Crucially, the book not only documents out-of-class literacy activities, but also examines which teaching practices facilitate and promote such out-of-class language learning and use. It considers which literacy activities in the target language students undertake out-of-class, which factors encourage or discourage such out-of-class activity and how and with which tools they undertake these activities. As such the book provides guidance for classroom teaching and suggests that slight changes to teaching practices in the classroom may enhance autonomous learning outside the classroom.
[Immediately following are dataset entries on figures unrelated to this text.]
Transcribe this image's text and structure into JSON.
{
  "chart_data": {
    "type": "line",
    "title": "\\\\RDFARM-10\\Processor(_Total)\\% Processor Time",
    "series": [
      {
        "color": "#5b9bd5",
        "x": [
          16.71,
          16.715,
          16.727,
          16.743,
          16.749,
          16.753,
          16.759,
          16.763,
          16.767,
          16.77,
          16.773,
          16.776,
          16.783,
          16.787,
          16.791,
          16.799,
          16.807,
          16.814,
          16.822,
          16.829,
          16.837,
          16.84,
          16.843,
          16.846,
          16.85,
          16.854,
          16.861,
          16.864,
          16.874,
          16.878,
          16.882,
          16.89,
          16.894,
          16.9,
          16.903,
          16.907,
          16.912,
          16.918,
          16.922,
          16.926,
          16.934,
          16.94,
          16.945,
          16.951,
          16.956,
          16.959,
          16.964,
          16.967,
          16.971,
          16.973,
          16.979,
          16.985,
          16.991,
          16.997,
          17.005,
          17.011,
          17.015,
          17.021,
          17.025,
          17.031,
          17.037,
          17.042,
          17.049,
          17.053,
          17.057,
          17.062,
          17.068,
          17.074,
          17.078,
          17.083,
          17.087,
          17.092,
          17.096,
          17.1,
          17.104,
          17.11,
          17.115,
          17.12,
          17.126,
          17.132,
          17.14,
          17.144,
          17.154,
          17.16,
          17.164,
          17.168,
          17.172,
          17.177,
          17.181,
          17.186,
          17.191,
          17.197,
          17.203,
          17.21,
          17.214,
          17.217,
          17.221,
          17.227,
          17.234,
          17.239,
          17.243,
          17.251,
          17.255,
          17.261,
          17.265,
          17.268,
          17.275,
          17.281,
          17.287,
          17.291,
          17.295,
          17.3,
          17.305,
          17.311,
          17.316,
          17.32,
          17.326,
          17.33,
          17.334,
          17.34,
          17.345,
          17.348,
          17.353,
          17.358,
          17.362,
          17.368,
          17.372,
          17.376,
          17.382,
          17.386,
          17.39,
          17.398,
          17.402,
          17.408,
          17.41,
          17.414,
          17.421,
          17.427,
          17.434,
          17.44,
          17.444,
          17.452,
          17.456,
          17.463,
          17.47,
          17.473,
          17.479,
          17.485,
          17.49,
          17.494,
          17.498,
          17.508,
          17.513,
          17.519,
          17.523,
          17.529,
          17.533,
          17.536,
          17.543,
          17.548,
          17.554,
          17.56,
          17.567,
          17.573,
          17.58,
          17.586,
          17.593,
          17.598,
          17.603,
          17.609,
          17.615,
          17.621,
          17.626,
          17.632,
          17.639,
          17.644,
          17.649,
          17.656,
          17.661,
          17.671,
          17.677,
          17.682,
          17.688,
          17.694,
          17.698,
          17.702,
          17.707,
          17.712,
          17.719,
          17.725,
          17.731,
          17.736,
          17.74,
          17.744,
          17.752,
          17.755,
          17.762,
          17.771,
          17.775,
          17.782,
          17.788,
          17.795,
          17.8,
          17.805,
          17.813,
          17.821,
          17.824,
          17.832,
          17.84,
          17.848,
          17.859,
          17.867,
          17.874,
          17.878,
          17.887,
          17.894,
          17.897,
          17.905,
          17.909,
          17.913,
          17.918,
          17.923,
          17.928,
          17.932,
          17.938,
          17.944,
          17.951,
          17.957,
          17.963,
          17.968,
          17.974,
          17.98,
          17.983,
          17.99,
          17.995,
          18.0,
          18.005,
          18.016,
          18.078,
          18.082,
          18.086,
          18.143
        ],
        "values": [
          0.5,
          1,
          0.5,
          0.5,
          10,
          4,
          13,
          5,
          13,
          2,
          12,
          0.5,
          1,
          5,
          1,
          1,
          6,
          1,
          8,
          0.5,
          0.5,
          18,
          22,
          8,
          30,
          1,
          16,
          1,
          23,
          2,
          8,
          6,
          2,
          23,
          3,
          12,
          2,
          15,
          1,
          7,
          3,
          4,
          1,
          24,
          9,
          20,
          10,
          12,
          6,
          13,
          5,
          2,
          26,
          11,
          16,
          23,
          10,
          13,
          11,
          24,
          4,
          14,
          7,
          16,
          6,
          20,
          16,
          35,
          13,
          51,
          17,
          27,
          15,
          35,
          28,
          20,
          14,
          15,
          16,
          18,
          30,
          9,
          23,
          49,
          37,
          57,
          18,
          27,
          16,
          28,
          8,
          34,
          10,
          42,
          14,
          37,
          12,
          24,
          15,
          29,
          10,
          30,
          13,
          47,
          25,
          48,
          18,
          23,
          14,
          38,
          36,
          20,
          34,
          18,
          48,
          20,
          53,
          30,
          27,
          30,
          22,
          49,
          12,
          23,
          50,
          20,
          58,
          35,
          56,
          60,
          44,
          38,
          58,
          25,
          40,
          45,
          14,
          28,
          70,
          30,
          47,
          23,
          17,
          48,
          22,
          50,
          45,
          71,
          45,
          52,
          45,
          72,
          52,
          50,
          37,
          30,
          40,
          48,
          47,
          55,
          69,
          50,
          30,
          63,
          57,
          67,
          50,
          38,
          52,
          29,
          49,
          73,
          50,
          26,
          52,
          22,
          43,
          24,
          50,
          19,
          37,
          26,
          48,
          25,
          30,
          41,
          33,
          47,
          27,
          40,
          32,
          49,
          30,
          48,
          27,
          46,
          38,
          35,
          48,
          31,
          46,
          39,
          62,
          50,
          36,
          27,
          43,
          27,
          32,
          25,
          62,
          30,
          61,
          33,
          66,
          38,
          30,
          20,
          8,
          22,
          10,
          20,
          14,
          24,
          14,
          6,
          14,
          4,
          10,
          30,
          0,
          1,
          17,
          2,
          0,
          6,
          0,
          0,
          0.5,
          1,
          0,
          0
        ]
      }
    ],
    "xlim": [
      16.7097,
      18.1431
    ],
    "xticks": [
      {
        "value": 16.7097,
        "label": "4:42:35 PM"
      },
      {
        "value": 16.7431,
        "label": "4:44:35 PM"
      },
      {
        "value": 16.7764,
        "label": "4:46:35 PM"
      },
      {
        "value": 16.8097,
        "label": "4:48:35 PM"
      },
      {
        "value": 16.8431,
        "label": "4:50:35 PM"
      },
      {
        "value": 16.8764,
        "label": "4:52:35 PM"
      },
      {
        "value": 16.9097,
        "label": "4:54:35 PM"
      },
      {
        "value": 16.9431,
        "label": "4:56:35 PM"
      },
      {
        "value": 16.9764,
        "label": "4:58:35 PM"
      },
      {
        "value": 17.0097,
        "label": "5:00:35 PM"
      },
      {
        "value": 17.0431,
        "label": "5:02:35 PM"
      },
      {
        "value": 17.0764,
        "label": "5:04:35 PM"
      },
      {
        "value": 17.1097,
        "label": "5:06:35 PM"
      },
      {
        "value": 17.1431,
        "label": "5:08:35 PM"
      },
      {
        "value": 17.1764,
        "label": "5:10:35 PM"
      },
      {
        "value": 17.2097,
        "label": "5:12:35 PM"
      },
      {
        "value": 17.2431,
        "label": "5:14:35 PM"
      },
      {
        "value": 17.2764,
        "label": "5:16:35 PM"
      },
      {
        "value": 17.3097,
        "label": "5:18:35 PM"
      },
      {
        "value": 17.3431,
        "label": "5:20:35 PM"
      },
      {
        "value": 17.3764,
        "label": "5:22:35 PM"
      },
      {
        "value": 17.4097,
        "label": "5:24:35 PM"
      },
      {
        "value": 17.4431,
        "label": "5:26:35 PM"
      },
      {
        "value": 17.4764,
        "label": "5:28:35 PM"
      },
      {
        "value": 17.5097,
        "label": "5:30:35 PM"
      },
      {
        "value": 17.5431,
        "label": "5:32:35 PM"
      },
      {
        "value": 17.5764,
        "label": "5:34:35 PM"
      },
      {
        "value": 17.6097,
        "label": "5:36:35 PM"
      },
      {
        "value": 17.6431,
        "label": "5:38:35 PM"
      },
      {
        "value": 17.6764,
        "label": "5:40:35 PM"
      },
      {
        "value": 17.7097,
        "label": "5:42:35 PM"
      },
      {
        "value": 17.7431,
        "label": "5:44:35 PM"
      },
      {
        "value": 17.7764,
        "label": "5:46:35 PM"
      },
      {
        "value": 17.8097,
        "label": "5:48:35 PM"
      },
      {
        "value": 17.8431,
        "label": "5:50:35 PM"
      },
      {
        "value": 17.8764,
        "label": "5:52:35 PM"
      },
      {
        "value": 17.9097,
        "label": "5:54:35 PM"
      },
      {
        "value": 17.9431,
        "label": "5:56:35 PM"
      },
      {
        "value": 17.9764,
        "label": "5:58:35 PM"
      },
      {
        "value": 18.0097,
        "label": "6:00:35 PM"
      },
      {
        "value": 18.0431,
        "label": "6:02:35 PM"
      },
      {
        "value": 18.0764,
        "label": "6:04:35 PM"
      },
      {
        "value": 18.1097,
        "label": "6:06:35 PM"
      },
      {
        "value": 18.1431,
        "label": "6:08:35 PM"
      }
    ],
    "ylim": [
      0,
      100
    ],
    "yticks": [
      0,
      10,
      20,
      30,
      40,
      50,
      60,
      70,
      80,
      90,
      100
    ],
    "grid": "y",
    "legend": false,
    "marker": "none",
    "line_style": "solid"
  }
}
This timely book explores the out-of-class literacy activities of L2 learners of Japanese, and the complex ecologies and multiple motivations that shape them. Teachers and researchers alike will gain rare insights into the intersections between class-related and non-class-related activities, as well as the ways in which students are engaging with the new technological resources which mediate them.


I've always wanted to know what my students do outside the classroom. Thanks to Inaba's work, I now know that they engage in not only class-related, but also non-class related practices, playing games, chatting on social media, reading magazines, and I can encourage them to make the most of these practices.


Miho Inaba is Lecturer in Japanese language in the School of Modern Languages at Cardiff University, UK. Her research interests include autonomous language learning, language learning motivation, sociocultural theory, ICT and foreign language learning.


Richly grounded in data and drawing on Activity Theory as an illuminating analytical framework, this study explores what language learners do (or can do) outside the classroom to enhance their literacy skills and connect language study with personal interests and pursuits. The book offers valuable insights for those researching, promoting or engaging in out-of-class language learning.


As we move into a future of blended online/offline cultures, understanding foreign language learning is increasingly a matter of understanding relationships between out-of-class and in-class engagement with language. Miho Inaba makes an especially valuable contribution to this important area of research by introducing both a new language and context, Japanese in Australia, and the new perspective of everyday literacy practices.